When I started learning the Sinatra songs I listened to them over and over and copied his phrasing which I did almost without thinking about it because I just wanted to learn the songs. I’m very pleased to tell you that I’ve moved on from this and now interpret the songs in my own way which has led to amazing results but I will give you more details on this another time.
In the recording studio I performed the songs the way I wrote them on the guitar or piano, that’s good I hear you say! no it wasn’t it was just ok because I didn’t phrase over the beat like all the great crooners would do. Now I do this when I’m writing the jazz songs and practice the phrasing before the recording session and use a very basic recording set up to listen back and make any necessary adjustments. In the first of this series of blogs #1 To Croon or not to Croon, there is more detail about live
performing, if you think singing in a recording studio and doing a live performance amounts to the same thing you would be very wrong.

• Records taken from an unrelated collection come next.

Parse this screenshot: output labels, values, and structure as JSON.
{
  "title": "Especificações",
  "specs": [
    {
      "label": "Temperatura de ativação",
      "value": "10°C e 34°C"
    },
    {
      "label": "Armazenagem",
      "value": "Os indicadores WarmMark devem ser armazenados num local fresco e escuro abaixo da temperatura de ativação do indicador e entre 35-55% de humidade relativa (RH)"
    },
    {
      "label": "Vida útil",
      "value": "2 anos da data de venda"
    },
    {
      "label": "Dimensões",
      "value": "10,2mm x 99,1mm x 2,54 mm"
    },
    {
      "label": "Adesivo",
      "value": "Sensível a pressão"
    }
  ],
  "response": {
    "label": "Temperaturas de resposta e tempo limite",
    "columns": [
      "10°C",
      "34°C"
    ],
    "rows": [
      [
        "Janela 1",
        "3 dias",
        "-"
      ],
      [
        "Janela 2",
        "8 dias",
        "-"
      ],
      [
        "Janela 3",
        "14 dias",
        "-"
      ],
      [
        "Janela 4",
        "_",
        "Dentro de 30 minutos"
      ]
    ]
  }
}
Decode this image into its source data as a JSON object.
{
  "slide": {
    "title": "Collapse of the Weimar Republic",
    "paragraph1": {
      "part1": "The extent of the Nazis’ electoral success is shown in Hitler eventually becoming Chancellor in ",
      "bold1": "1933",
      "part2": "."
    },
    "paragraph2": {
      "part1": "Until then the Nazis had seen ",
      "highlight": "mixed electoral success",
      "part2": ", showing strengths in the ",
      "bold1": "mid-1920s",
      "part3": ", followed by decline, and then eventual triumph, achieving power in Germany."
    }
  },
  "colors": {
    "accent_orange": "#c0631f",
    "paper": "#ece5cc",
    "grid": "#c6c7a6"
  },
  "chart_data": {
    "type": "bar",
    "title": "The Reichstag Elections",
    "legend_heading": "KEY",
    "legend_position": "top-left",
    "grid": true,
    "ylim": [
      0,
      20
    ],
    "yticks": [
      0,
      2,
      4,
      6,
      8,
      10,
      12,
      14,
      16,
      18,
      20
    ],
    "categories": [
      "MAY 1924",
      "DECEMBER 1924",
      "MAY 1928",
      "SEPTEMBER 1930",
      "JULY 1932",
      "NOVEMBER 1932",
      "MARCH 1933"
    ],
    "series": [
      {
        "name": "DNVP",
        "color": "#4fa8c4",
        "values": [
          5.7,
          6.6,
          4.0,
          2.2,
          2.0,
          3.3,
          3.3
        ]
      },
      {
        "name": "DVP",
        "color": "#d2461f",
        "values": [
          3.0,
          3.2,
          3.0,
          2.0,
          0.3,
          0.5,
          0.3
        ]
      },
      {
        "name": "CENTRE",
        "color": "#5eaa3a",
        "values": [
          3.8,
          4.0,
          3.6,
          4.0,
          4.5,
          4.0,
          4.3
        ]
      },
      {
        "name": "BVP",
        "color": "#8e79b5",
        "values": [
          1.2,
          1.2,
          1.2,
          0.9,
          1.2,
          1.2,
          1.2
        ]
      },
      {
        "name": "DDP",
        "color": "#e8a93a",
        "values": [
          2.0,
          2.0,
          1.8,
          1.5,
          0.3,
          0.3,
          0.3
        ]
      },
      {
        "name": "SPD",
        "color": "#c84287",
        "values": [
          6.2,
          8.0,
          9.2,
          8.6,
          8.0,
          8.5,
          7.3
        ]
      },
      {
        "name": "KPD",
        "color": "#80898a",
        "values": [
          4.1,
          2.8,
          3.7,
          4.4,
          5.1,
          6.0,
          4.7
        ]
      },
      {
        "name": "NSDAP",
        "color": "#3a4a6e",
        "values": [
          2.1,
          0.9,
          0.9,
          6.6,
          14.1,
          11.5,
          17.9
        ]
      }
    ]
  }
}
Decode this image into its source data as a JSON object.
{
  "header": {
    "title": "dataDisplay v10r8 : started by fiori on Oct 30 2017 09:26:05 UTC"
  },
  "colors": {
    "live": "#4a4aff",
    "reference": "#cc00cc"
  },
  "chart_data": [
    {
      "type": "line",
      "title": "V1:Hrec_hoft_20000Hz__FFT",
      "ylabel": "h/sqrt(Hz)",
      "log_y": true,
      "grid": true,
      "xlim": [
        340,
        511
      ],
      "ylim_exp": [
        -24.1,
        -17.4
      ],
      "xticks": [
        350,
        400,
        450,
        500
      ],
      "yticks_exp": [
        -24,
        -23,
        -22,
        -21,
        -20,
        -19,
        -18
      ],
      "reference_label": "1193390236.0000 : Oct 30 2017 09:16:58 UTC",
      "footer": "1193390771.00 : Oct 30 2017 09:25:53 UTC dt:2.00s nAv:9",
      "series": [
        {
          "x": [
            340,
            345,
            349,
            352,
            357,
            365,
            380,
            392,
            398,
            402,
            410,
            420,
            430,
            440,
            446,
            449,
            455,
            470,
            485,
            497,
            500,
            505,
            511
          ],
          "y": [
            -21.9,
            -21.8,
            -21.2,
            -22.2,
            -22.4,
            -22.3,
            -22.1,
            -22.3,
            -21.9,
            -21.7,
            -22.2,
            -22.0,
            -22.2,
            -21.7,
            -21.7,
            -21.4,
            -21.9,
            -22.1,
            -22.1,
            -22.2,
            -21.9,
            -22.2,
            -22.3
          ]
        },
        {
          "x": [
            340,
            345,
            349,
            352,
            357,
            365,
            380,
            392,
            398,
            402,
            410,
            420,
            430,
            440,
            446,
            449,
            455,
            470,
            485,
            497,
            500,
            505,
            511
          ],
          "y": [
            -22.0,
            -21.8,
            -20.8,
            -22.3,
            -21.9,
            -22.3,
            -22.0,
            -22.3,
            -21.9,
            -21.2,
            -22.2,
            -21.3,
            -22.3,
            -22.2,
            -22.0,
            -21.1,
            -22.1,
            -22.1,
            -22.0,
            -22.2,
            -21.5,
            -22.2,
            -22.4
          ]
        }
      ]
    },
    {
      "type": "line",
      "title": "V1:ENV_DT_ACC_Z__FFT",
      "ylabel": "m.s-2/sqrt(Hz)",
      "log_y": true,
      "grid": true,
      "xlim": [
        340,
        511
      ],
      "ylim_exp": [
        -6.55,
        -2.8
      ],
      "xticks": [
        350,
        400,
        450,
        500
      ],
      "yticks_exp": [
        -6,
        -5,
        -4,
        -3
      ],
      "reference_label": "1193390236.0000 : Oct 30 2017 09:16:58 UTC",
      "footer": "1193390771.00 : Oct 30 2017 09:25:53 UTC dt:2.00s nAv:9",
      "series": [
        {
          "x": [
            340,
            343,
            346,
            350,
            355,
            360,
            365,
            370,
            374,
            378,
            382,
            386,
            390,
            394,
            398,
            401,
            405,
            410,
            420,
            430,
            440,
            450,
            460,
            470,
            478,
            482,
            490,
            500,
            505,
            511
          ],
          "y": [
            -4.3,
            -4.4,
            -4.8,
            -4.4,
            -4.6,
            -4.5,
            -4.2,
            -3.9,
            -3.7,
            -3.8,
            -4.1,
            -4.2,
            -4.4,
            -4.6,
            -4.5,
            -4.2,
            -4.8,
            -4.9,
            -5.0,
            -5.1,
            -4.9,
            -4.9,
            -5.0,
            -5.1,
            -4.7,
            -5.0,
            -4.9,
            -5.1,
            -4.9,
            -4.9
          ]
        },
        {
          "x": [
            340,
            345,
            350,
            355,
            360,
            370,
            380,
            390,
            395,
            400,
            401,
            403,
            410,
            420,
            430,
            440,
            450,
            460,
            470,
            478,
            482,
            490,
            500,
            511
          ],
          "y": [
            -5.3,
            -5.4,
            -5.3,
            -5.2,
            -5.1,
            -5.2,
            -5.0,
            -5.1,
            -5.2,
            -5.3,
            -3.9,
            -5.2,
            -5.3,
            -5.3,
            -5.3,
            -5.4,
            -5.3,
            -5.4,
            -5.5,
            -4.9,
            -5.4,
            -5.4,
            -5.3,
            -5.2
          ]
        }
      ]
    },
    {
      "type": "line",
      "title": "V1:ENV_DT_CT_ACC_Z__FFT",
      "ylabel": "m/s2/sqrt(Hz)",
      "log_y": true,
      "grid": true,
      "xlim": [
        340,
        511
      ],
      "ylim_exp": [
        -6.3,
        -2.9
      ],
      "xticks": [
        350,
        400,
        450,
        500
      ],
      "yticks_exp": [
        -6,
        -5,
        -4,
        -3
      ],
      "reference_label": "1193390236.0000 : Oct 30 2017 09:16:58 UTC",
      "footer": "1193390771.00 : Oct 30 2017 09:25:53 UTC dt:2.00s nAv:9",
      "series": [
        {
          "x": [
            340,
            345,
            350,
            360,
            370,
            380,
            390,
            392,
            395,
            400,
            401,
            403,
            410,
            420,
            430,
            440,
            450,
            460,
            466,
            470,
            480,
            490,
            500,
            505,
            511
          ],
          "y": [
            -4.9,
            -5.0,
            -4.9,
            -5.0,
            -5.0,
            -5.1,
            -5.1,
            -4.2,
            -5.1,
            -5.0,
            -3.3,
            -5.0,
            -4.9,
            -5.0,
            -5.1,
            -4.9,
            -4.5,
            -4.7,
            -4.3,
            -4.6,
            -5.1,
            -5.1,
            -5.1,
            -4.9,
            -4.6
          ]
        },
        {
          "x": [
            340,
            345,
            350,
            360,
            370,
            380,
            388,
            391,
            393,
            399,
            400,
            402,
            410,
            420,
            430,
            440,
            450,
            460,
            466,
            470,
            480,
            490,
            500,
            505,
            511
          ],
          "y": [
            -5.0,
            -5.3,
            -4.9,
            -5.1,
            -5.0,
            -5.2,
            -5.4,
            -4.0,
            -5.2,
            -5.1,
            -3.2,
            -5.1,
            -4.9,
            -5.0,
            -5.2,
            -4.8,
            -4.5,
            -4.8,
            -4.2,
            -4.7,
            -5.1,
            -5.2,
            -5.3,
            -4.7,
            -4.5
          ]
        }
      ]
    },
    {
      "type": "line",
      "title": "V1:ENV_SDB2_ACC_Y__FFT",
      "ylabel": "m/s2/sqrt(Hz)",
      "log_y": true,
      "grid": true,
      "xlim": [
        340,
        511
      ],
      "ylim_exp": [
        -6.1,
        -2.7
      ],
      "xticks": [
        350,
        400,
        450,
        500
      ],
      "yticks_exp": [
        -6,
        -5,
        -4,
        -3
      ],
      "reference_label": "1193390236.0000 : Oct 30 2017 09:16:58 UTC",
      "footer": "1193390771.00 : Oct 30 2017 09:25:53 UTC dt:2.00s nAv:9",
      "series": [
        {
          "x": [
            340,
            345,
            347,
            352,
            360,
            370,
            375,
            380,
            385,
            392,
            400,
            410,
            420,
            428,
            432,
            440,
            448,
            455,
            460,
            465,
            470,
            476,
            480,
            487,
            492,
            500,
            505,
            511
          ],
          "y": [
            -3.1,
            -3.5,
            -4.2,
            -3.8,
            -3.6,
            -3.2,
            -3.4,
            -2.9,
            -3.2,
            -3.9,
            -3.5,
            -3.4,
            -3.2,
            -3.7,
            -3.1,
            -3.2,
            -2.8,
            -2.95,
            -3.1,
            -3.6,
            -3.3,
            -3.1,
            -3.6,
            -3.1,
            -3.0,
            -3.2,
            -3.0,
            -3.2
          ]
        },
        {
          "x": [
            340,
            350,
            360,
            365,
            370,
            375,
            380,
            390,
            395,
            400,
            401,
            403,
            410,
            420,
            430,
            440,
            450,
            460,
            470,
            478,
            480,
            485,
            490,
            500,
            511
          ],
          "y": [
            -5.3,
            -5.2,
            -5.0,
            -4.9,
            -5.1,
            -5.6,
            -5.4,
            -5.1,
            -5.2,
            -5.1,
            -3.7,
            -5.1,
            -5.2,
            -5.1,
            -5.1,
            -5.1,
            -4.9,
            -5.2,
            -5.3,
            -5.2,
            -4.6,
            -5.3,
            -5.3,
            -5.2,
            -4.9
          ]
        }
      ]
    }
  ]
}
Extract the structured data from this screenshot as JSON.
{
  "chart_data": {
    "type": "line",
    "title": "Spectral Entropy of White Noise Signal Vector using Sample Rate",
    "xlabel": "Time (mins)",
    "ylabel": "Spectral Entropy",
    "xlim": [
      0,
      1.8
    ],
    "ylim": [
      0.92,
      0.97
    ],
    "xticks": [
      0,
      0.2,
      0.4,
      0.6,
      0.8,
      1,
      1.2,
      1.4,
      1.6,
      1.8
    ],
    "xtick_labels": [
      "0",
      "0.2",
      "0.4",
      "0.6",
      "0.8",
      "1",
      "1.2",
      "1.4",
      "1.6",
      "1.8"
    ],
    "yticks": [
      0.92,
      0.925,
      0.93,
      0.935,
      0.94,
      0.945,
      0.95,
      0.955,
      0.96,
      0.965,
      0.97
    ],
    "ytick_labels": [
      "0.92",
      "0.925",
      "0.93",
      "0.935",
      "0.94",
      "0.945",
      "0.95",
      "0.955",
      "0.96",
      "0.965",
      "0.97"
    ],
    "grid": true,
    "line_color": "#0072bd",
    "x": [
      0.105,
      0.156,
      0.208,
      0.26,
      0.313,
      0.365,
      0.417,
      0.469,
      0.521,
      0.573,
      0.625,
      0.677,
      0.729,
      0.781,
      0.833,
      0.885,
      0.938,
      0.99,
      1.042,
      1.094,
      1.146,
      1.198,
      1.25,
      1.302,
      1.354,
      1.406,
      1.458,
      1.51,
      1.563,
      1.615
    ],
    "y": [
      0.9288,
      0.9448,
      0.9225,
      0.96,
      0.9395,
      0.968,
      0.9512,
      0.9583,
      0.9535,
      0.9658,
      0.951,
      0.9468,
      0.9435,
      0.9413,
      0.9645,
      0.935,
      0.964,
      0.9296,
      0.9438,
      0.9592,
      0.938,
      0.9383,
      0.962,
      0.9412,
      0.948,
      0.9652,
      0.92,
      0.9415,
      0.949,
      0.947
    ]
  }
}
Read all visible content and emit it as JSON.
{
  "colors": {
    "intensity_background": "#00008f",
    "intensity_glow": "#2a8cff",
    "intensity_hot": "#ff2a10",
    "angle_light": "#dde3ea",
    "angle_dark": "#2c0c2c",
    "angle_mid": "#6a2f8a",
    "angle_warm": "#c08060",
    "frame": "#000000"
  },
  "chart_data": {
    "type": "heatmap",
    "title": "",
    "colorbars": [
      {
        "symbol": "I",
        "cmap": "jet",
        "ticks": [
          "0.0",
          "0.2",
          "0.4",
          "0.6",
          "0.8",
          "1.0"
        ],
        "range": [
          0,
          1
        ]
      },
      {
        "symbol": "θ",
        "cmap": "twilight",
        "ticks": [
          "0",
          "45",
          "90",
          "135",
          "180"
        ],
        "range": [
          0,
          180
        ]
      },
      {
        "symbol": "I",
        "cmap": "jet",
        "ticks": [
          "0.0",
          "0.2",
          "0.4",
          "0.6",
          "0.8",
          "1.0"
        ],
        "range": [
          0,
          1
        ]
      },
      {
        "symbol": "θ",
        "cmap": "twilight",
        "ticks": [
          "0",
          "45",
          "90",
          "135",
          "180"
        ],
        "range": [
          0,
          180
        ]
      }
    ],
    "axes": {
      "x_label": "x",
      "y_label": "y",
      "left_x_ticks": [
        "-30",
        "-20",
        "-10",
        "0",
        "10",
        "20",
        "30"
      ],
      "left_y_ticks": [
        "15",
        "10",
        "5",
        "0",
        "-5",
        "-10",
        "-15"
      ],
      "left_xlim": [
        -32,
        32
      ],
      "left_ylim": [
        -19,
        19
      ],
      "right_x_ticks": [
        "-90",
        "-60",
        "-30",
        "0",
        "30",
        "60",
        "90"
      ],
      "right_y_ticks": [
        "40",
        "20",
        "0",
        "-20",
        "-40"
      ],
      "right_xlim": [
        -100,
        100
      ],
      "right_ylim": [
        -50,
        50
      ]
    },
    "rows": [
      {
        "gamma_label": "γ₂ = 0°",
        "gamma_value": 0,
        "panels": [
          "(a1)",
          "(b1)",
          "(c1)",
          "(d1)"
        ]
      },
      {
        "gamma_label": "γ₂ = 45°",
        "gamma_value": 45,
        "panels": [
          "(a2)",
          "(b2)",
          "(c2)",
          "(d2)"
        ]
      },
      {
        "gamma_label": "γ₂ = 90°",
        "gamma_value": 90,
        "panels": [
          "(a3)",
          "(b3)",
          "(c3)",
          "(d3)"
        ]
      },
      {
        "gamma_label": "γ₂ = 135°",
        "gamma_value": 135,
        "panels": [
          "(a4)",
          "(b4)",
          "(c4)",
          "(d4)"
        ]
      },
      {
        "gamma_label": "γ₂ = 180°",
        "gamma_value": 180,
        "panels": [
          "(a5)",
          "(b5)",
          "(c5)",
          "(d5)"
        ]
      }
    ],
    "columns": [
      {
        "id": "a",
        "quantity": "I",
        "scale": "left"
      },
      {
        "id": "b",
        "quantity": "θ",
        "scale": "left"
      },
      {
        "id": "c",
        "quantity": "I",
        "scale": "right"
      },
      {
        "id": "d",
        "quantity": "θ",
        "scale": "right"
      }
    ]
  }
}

There was one more issue in the studio (I’ve learned everything the hard way) the sound of my band is in the style of the classic big bands, but I wanted to push the boundaries on this a little bit and I now include Latin and pop influenced songs, I will give you some more details on this in another blog. The laidback style of phrasing didn’t seem to work with Latin and pop, so I had to re-think these song in the studio, that’s fine but remember the clock is ticking away and you are paying by the hour for the studio and the musicians, so we had to cut the Latin song from the EP. So it literally does pay to practice and do your homework before stepping in a recording studio.